O viajante nunca está desacompanhado, pois, comprou a sensação de estar acompanhado sempre. Perceptível se torna essa relação dialética quando analisamos os acontecimentos turísticos como as festas nas “casas de praia” de Porto Seguro – BA, por exemplo, onde o espetáculo entre uma e outra banda de “axé music” são as rodas de capoeira. Na areia, os tatuadores com hena asiática, vendedores de óculos de sol chineses, se misturam entre os turistas de todos os lugares. Nos cenários, no entanto, nas paisagens, a ilustração de uma cidade que ali não coexiste, e sim, se constrói diariamente dependendo dos desejos dos turistas. Porém, sempre há algo que esteve antes ilusoriamente ilustrado no programa de viagem.

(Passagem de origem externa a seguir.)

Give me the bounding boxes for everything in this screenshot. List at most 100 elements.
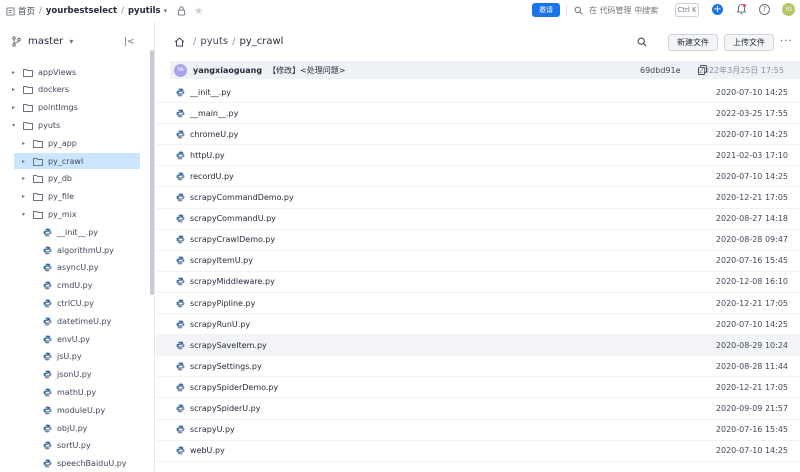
tree-folder[interactable]: ▸ py_crawl [14,153,140,169]
file-row[interactable]: scrapyCommandU.py 2020-08-27 14:18 [156,209,800,230]
tree-file[interactable]: datetimeU.py [0,313,150,329]
file-row[interactable]: scrapyU.py 2020-07-16 15:45 [156,420,800,441]
chevron-right-icon[interactable]: ▸ [22,140,30,147]
chevron-right-icon[interactable]: ▸ [12,104,20,111]
tree-file[interactable]: __init__.py [0,224,150,240]
file-row[interactable]: __init__.py 2020-07-10 14:25 [156,82,800,103]
breadcrumb-repo[interactable]: pyutils [128,6,161,16]
commit-author[interactable]: yangxiaoguang [193,66,262,75]
create-button[interactable]: + [712,4,723,15]
file-row[interactable]: scrapyCommandDemo.py 2020-12-21 17:05 [156,188,800,209]
file-name[interactable]: __init__.py [190,88,231,97]
tree-file[interactable]: speechBaiduU.py [0,456,150,472]
file-name[interactable]: httpU.py [190,151,225,160]
file-name[interactable]: scrapyPipline.py [190,299,255,308]
tree-folder[interactable]: ▾ py_mix [0,206,150,222]
tree-folder[interactable]: ▸ py_db [0,171,150,187]
python-file-icon [43,299,52,308]
tree-folder[interactable]: ▸ dockers [0,82,150,98]
file-row[interactable]: scrapySaveItem.py 2020-08-29 10:24 [156,335,800,357]
search-icon[interactable] [637,37,647,47]
sidebar-scrollbar[interactable] [150,50,154,295]
tree-item-label: datetimeU.py [57,316,112,326]
file-row[interactable]: chromeU.py 2020-07-10 14:25 [156,124,800,146]
chevron-right-icon[interactable]: ▸ [22,158,30,165]
python-file-icon [176,193,185,202]
tree-file[interactable]: sortU.py [0,438,150,454]
file-name[interactable]: scrapySpiderU.py [190,404,260,413]
file-name[interactable]: recordU.py [190,172,234,181]
upload-file-button[interactable]: 上传文件 [724,34,774,51]
invite-button[interactable]: 邀请 [532,3,560,17]
path-segment[interactable]: pyuts [200,36,228,47]
home-icon[interactable] [174,36,185,47]
commit-message[interactable]: 【修改】<处理问题> [268,65,345,76]
tree-file[interactable]: envU.py [0,331,150,347]
chevron-right-icon[interactable]: ▸ [22,175,30,182]
tree-folder[interactable]: ▸ py_app [0,135,150,151]
file-name[interactable]: scrapySettings.py [190,362,262,371]
file-row[interactable]: scrapyItemU.py 2020-07-16 15:45 [156,251,800,272]
branch-selector[interactable]: master ▾ [12,36,73,47]
file-row[interactable]: recordU.py 2020-07-10 14:25 [156,166,800,188]
file-name[interactable]: scrapyItemU.py [190,256,253,265]
tree-file[interactable]: jsonU.py [0,367,150,383]
tree-file[interactable]: jsU.py [0,349,150,365]
commit-hash[interactable]: 69dbd91e [640,66,681,75]
file-name[interactable]: scrapyCrawlDemo.py [190,235,275,244]
tree-folder[interactable]: ▸ pointImgs [0,100,150,116]
chevron-down-icon: ▾ [69,37,74,46]
breadcrumb-owner[interactable]: yourbestselect [46,6,117,16]
tree-folder[interactable]: ▸ appViews [0,64,150,80]
file-name[interactable]: scrapyRunU.py [190,320,250,329]
tree-file[interactable]: mathU.py [0,384,150,400]
tree-file[interactable]: asyncU.py [0,260,150,276]
file-row[interactable]: scrapySpiderDemo.py 2020-12-21 17:05 [156,377,800,399]
new-file-button[interactable]: 新建文件 [668,34,718,51]
file-name[interactable]: chromeU.py [190,130,238,139]
file-name[interactable]: scrapyCommandDemo.py [190,193,294,202]
chevron-down-icon[interactable]: ▾ [12,122,20,129]
file-row[interactable]: scrapyCrawlDemo.py 2020-08-28 09:47 [156,230,800,251]
file-row[interactable]: webU.py 2020-07-10 14:25 [156,441,800,462]
chevron-right-icon[interactable]: ▸ [12,69,20,76]
collapse-sidebar-icon[interactable]: |< [124,37,135,47]
chevron-right-icon[interactable]: ▸ [12,86,20,93]
more-icon[interactable]: ··· [780,36,793,47]
file-row[interactable]: httpU.py 2021-02-03 17:10 [156,145,800,167]
chevron-down-icon[interactable]: ▾ [22,211,30,218]
avatar[interactable]: YO [782,3,795,16]
tree-file[interactable]: moduleU.py [0,402,150,418]
tree-file[interactable]: ctrlCU.py [0,295,150,311]
help-icon[interactable]: ? [759,4,770,15]
file-row[interactable]: scrapyMiddleware.py 2020-12-08 16:10 [156,272,800,293]
file-row[interactable]: scrapySettings.py 2020-08-28 11:44 [156,356,800,378]
file-row[interactable]: scrapyRunU.py 2020-07-10 14:25 [156,314,800,336]
file-name[interactable]: scrapyMiddleware.py [190,277,275,286]
file-row[interactable]: scrapyPipline.py 2020-12-21 17:05 [156,293,800,314]
tree-file[interactable]: algorithmU.py [0,242,150,258]
breadcrumb-home[interactable]: 首页 [18,5,35,17]
tree-folder[interactable]: ▸ py_file [0,189,150,205]
file-name[interactable]: scrapySaveItem.py [190,341,267,350]
tree-item-label: moduleU.py [57,405,106,415]
file-name[interactable]: webU.py [190,446,225,455]
search-input[interactable] [589,6,669,15]
repo-dropdown-icon[interactable]: ▾ [164,7,168,15]
file-name[interactable]: __main__.py [190,109,238,118]
tree-file[interactable]: cmdU.py [0,278,150,294]
chevron-right-icon[interactable]: ▸ [22,193,30,200]
star-icon[interactable]: ★ [194,6,203,17]
file-row[interactable]: scrapySpiderU.py 2020-09-09 21:57 [156,399,800,420]
tree-folder[interactable]: ▾ pyuts [0,117,150,133]
file-name[interactable]: scrapyU.py [190,425,235,434]
tree-file[interactable]: objU.py [0,420,150,436]
tree-item-label: asyncU.py [57,263,99,273]
bell-icon[interactable] [736,3,747,15]
file-name[interactable]: scrapyCommandU.py [190,214,276,223]
file-row[interactable]: __main__.py 2022-03-25 17:55 [156,103,800,125]
python-file-icon [176,172,185,181]
file-name[interactable]: scrapySpiderDemo.py [190,383,278,392]
tree-item-label: py_mix [48,209,77,219]
folder-icon [23,121,33,130]
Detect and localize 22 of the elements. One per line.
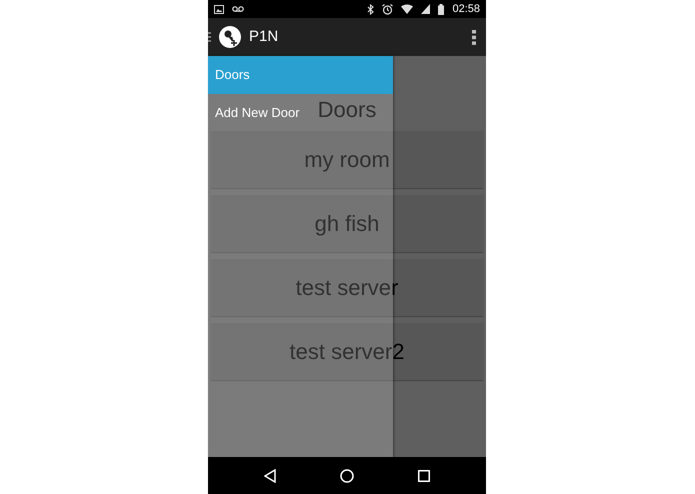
key-logo-icon[interactable]: [219, 26, 241, 48]
bluetooth-icon: [367, 4, 374, 14]
drawer-indicator-icon: [208, 32, 211, 42]
home-icon[interactable]: [340, 468, 354, 482]
door-card[interactable]: test server: [211, 259, 483, 316]
wifi-icon: [401, 4, 414, 14]
drawer-item[interactable]: Add New Door: [208, 94, 307, 132]
status-time: 02:58: [452, 2, 480, 17]
door-card[interactable]: test server2: [211, 323, 483, 380]
voicemail-icon: [232, 6, 244, 12]
page-title: Doors: [318, 97, 376, 122]
app-title: P1N: [249, 26, 280, 47]
overflow-menu-icon[interactable]: [472, 30, 476, 44]
battery-icon: [438, 4, 444, 14]
image-icon: [214, 4, 224, 14]
recents-icon[interactable]: [418, 470, 430, 482]
drawer-item[interactable]: Doors: [208, 56, 393, 94]
door-card[interactable]: gh fish: [211, 195, 483, 252]
signal-icon: [421, 4, 430, 14]
door-card[interactable]: my room: [211, 131, 483, 188]
alarm-icon: [382, 4, 394, 14]
back-icon[interactable]: [264, 468, 276, 482]
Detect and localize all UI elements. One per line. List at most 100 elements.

O consumidor é levado a agir como se fosse proprietário dos acontecimentos, e, surpreendentemente, aqueles que realmente são os verdadeiros donos, passam a meros espectadores ou prestadores de serviço. Desta forma, autóctones encurralam-se sem qualquer poder de reação frente ao poder hegemônico e desestabilizador das culturas subalternas exercido vetorialmente pelo turismo, mas, evidentemente, alimentado pelo processo de globalização. Não há, nas cidades absorvidas pelo poder do capital, maneiras de suportar a grande teia de relações que a invasão causa, desestruturando, ignorando, as culturas subalternas existentes, porém, por outro lado, além dos aspectos negativos que a atividade impõe, há os impactos econômicos que sustentam as comunidades locais em uma relação de dependência predatória, onde um não poderia viver sem o outro, ou seja, o turismo necessita da mão-de-obra que por sua vez aceita servi-lo para prover sua subsistência.
Este é o contexto de um turismo pós-moderno, banhado na massificação da pluralidade, extinguindo qualquer espécie de reação que a diversidade possa esboçar. Beni (2001, p.95) fala sobre a situação alertando sobre as facetas que podem ser encontradas, alertando sobre o poder de transformação que a atividade turística representa, pois acredita, que:
[...] vem assumindo uma destacada dinâmica, em face a mídia globalizada que, se de um lado, populariza o acesso a diferenciais culturais de áreas diversas do mundo, de outro, tende a transmitir novos valores homogeneizados da cultura dominante ocidental, provocando conflitos e o gradual desaparecimento de identidades culturais.
Pois, desta forma é que encontra, no turismo, o vetor adequado para a proliferação de uma atividade que não respeita a historicidade, as características de seu legado, nem mesmo as especificidades dos povos e seus costumes (FERREIRA, 2005: 38), denominando a atividade como Turismo Predatório, o que assemelha-se muito com o Turismo de Massa, amplamente discutido por autores do Turismo. Nessa realidade, de fato, as identidades não são construídas com base na historicidade do indivíduo, sua espacialidade, e senso de pertencimento, mas fundados nos interesses econômicos do poder dominante. Este é o prestador de serviços da pós-modernidade, o atendente que age como agente da alienação.
Referência:
BENI, Mário Carlos. Análise estrutural do turismo. São Paulo: SENAC, 2001.
FERREIRA, Maria Nazareth (org.). Identidade cultural e turismo emancipador. São Paulo: CELACC: ECA/USP, 2005.
Idem . Cultura subalterna e neoliberalismo: a encruzilhada da América Latina. São Paulo: CELACC: ECA/USP, 1997.
Idem. Alternativas metodológicas para a produção científica. São Paulo: CELACC: ECA/USP, 2006.
*Artigo Científico: A relação dialética na construção cultural do atendente turístico. São Paulo: CELLAC/USP, 2009.